Cultural Heritage Collaborators is a must-have guide for any group working with any sort of historical documents. Whether you are familiar with best practices and institutional standards or not, this book puts things into perspective as to how documents should be managed amongst collaborative local groups. For those who aren't that knowledgeable on how to maintain our cultural heritage, or how to develop community relations to strengthen efforts of preservation, this book will definitely help get you off on the right foot.

Mannon's work is not only inspiring and informative, but it truly conveys her enthusiasm toward documenting cultural heritage and the importance of preserving our collective past. It shows us all that there are feasible steps to take in organizing and caring for historical documents for future generations to cherish and use as tools to uncover the cultural past. Whether a self-taught historian or professionally trained archivist, this book holds great value for any audience who searches to collaborate with their neighbors to document any aspect of a community.
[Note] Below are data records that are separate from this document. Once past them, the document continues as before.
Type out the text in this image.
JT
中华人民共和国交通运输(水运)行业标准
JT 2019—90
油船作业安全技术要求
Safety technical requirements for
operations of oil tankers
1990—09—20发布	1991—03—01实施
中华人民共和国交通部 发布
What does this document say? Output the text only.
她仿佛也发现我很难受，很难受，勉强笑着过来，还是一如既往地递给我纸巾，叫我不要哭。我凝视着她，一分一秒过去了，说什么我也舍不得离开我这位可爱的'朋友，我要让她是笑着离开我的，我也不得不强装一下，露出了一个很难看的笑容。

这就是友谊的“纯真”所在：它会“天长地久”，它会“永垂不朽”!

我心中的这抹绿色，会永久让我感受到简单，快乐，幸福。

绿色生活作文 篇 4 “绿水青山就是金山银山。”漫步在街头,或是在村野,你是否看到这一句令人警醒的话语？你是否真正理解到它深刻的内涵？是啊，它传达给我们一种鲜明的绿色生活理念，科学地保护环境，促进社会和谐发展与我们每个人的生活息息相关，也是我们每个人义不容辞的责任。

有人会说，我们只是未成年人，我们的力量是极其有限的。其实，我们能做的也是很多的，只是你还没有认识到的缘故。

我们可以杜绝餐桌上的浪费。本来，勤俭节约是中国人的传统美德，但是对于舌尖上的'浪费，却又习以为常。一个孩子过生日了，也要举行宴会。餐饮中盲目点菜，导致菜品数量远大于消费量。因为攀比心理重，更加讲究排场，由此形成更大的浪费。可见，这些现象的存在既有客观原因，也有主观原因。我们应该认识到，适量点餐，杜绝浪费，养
- Erin Andrews, Master of History Museum Studies
Past president of the Sidney Historical Association, Sidney, New York

Collaboration as a concept is not new. We've seen it successfully working with groups, businesses, and people. But when it comes to protecting the archival portion of our cultural heritage, collaboration is not necessarily the first thought that comes to mind. Whether this stems from territorialism, fear of the process, or simply it never came up, collaboration in the archival arena may actually be the answer to saving these precious materials.
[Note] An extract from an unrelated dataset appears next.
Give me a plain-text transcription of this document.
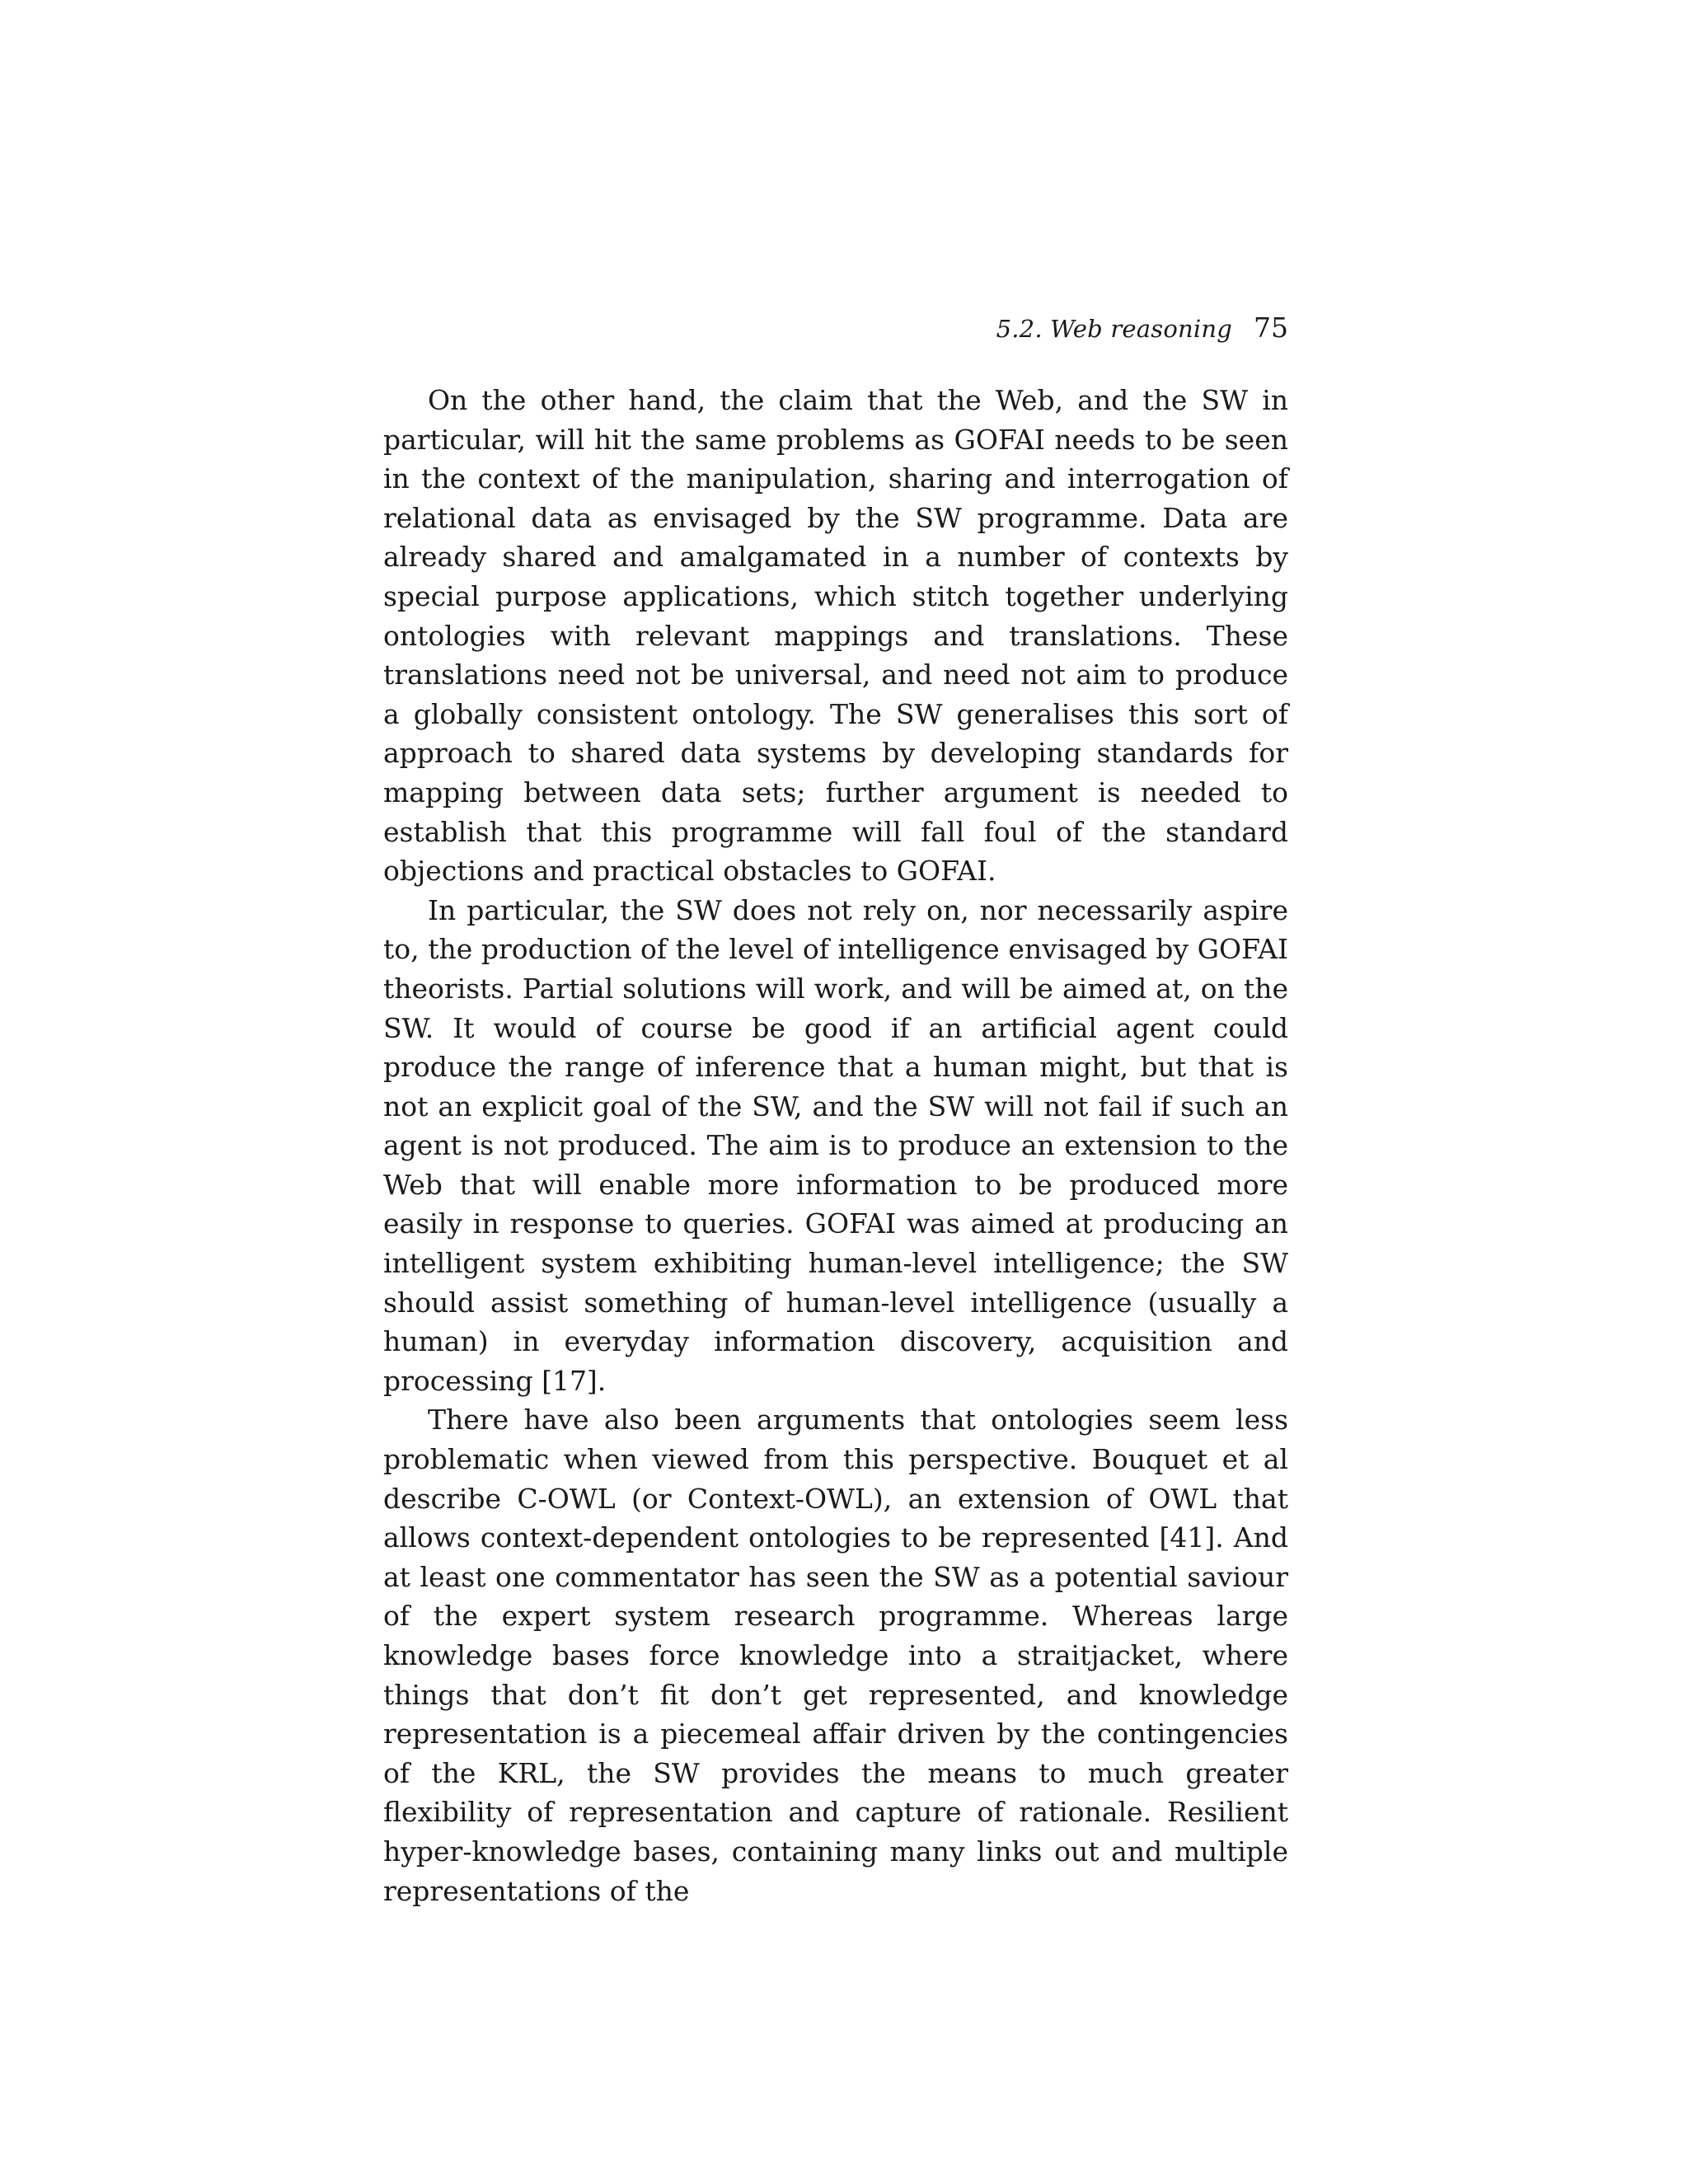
5.2. Web reasoning 75

On the other hand, the claim that the Web, and the SW in particular, will hit the same problems as GOFAI needs to be seen in the context of the manipulation, sharing and interrogation of relational data as envisaged by the SW programme. Data are already shared and amalgamated in a number of contexts by special purpose applications, which stitch together underlying ontologies with relevant mappings and translations. These translations need not be universal, and need not aim to produce a globally consistent ontology. The SW generalises this sort of approach to shared data systems by developing standards for mapping between data sets; further argument is needed to establish that this programme will fall foul of the standard objections and practical obstacles to GOFAI.

In particular, the SW does not rely on, nor necessarily aspire to, the production of the level of intelligence envisaged by GOFAI theorists. Partial solutions will work, and will be aimed at, on the SW. It would of course be good if an artificial agent could produce the range of inference that a human might, but that is not an explicit goal of the SW, and the SW will not fail if such an agent is not produced. The aim is to produce an extension to the Web that will enable more information to be produced more easily in response to queries. GOFAI was aimed at producing an intelligent system exhibiting human-level intelligence; the SW should assist something of human-level intelligence (usually a human) in everyday information discovery, acquisition and processing [17].

There have also been arguments that ontologies seem less problematic when viewed from this perspective. Bouquet et al describe C-OWL (or Context-OWL), an extension of OWL that allows context-dependent ontologies to be represented [41]. And at least one commentator has seen the SW as a potential saviour of the expert system research programme. Whereas large knowledge bases force knowledge into a straitjacket, where things that don’t fit don’t get represented, and knowledge representation is a piecemeal affair driven by the contingencies of the KRL, the SW provides the means to much greater flexibility of representation and capture of rationale. Resilient hyper-knowledge bases, containing many links out and multiple representations of the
Cultural Heritage Collaborators has come out at a critical time in our country's history. Economic crises have forced the closure of museums and libraries and their archives, as well as businesses that also have archival materials. With an eye to the future, Ms. Mannon's manual provides clear steps that any group can follow to collaboratively collect, protect, maintain, and expand archives that are important to a community's history as well to our country's. Not merely laden with theory, Cultural Heritage Collaborators contains real examples of collaborative efforts to save archival materials that are working. While there is no "right" way to be successful in the collaborative process, the steps on why and how to start, the cautions, index, and bibliography are important elements in this easy to read manual that can insure success.

As someone who spends many hours using the materials found in archives and discovering small collections that really need proper care and maintenance, this book provides the much needed information to protect their future. Truly it will take a village of diverse individuals and groups to appreciate and undertake the protection of its archives. But future generations will understand and benefit from the effort if we use Cultural Heritage Collaboration as the foundation for demonstrating our responsibility in protecting this sometimes under valued part of a community's history.